In the height of the pandemic, grocery delivery behemoth Instacart dealt with “tip-baiting” or a gross tactic in which customers baited shoppers with a big tip, and then reduced said tip to zero after they received groceries. Instacart then alleged that less than 0.5% of orders have tips removed post-delivery, but then introduced a series of new policies, including required feedback if a tip is removed, deactivation of customers who consistently remove tips and reduction in the tip-adjustment window from three days to 24 hours.
Today, weeks after announcing a new SaaS-focused business model amid a slashed valuation, the delivery unicorn is introducing another protection for shoppers. Per a press release, Instacart is rolling out a tip protection service to give its shoppers more reliable access to their tips.
The protection will see Instacart protect shoppers from customers who remove a tip without reporting an issue with an order.
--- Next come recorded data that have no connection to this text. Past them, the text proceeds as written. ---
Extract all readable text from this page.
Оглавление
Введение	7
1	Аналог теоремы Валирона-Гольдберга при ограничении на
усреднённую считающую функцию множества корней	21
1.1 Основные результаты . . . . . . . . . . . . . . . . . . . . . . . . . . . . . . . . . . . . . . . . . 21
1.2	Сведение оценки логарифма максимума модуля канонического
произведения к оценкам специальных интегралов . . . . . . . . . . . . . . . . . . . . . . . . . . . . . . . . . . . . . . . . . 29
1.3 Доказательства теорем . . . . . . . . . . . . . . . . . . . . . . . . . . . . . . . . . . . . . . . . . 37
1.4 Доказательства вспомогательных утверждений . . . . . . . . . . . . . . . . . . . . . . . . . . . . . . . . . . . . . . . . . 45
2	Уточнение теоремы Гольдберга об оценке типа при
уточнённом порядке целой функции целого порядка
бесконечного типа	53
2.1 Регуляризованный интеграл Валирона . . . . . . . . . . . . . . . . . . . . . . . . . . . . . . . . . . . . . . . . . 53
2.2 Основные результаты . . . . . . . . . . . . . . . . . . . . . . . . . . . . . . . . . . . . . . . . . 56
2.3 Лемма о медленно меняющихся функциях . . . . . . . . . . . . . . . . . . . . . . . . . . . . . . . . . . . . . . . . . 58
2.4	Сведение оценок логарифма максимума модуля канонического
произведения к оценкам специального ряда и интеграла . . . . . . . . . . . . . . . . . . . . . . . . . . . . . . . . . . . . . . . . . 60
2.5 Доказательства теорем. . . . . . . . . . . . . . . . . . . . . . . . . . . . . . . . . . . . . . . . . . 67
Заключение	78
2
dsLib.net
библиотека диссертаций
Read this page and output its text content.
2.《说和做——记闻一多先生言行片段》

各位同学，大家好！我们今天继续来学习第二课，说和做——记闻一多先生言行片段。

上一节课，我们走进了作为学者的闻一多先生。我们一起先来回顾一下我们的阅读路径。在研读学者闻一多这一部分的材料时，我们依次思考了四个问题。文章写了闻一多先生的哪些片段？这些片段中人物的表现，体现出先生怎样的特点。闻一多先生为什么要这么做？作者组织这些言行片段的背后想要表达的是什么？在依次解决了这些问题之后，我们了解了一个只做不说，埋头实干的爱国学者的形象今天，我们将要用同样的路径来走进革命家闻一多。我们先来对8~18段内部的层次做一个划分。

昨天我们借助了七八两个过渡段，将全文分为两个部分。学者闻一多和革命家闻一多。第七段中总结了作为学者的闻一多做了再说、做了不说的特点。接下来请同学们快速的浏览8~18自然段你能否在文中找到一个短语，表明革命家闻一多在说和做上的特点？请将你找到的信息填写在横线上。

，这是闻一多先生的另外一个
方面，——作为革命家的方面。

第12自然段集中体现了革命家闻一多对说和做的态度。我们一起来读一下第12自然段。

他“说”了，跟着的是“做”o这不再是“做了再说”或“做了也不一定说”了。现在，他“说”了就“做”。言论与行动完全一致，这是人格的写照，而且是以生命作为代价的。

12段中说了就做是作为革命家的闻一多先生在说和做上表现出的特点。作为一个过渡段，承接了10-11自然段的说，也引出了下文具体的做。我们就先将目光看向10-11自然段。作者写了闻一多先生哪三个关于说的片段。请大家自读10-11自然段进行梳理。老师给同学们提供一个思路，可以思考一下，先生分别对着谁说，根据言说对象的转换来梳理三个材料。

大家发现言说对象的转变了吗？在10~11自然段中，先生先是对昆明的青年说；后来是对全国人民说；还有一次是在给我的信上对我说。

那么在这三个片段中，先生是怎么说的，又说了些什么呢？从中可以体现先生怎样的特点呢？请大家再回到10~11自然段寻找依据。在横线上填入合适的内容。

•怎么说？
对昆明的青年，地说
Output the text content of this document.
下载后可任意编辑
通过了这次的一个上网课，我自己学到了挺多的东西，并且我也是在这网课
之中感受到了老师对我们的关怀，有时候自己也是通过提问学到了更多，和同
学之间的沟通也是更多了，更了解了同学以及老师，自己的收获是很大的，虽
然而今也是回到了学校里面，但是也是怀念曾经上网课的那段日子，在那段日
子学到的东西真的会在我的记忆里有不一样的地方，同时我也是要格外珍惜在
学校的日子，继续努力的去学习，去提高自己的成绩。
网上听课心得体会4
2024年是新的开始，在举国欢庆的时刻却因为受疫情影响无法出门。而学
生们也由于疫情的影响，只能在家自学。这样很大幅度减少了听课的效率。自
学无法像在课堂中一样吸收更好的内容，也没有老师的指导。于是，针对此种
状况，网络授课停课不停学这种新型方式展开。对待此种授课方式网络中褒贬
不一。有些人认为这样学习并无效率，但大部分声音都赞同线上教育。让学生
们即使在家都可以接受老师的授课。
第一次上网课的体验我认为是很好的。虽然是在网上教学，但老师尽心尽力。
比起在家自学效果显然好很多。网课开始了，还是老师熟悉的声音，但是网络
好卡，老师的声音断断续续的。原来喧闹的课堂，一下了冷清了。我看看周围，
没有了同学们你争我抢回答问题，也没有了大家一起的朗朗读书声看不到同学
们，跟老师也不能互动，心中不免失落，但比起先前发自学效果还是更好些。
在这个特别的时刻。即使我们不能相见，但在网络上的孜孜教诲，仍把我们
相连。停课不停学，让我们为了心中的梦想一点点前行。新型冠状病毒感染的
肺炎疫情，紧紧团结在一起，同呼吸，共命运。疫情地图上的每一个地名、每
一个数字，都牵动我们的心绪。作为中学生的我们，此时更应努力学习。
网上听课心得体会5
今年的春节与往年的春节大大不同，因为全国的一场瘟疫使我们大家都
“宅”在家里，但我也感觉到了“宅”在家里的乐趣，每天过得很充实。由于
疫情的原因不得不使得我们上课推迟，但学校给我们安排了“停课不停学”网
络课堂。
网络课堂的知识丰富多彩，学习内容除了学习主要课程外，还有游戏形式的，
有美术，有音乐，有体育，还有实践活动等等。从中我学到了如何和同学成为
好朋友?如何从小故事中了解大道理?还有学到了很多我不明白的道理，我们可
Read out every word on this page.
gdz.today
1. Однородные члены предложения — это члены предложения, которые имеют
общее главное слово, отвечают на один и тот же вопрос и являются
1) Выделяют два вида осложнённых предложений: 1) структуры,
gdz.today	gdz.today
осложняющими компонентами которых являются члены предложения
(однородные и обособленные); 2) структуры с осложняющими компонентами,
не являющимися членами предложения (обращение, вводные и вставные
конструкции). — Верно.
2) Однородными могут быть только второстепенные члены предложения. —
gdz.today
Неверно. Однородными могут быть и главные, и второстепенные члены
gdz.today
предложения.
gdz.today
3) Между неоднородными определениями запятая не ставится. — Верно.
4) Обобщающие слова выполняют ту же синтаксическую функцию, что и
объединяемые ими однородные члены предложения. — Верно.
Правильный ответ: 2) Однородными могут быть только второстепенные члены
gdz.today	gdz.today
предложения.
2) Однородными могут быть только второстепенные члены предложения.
Instacart says it will cover the amount of the zeroed-out tip up to $10. “While having a tip zeroed out after delivery is exceedingly rare, Instacart wants to ensure that shoppers are supported in the event that this happens,” the company said in a statement. It’s unclear how the company landed on $10 as the ideal tip; when a percentage may be more effective if shoppers with massive orders lose out on their tips post-delivery. For what it’s worth, Instacart said that the number of orders that have tips removed post-delivery has steadily declined.
Tips have been a particularly tense topic, with some workers demanding to make the default tip at least 10% of a customer’s total bill — up from the current 5% default. The tipping protection scratches at this worry by affording more reliability to tips that may be taken away, but doesn’t get into the heart of making higher earnings a more automatic feature within the app. When asked if there are any future plans to increase the tipping default, Instacart pointed to its efforts to prompt customers to consider increasing their tips:
“We’re also prompting customers to consider increasing their tip anytime they rate a shopper 5 stars, as another way of recognizing great service from shoppers who go above and beyond. Shoppers have seen a 6% average increase in their earnings from tips on eligible orders as we’ve piloted this feature over the past few months,” the company wrote in an e-mail to TechCrunch. “At checkout, if the customer opts not to leave a tip, we’ll encourage them to consider adding one to recognize their shopper’s hard work. In testing, this feature has resulted in a 12% average reduction in customers choosing not to leave a tip.”
Along with new tipping protections, Instacart also shared the launch of multistore batches, which lets shoppers select batches that include multiple store locations. A spokesperson explained that a shopper can accept a batch that includes orders from two customers at two different stores, and then only take one trip across town to maximize time spent earning money.
The company is certainly on a journey toward reinventing itself, so getting in good graces with shoppers may prove smart. Co-founder Apoorva Mehta left his post as chief executive of Instacart in July, to be replaced by Facebook executive Fidji Simo. Her rise to chief executive came as the pandemic winds down and parts of the world begin to reopen, a crucial moment for the company to rethink how it conducts business.
Under Simo, a few executives have left including the head of payments and the head of talent. The company announced recently that it’s creating a service that includes e-commerce support for online grocery stores, fulfillment help for deliveries, advertising tech for digital retail, analytics and some in-store tech support.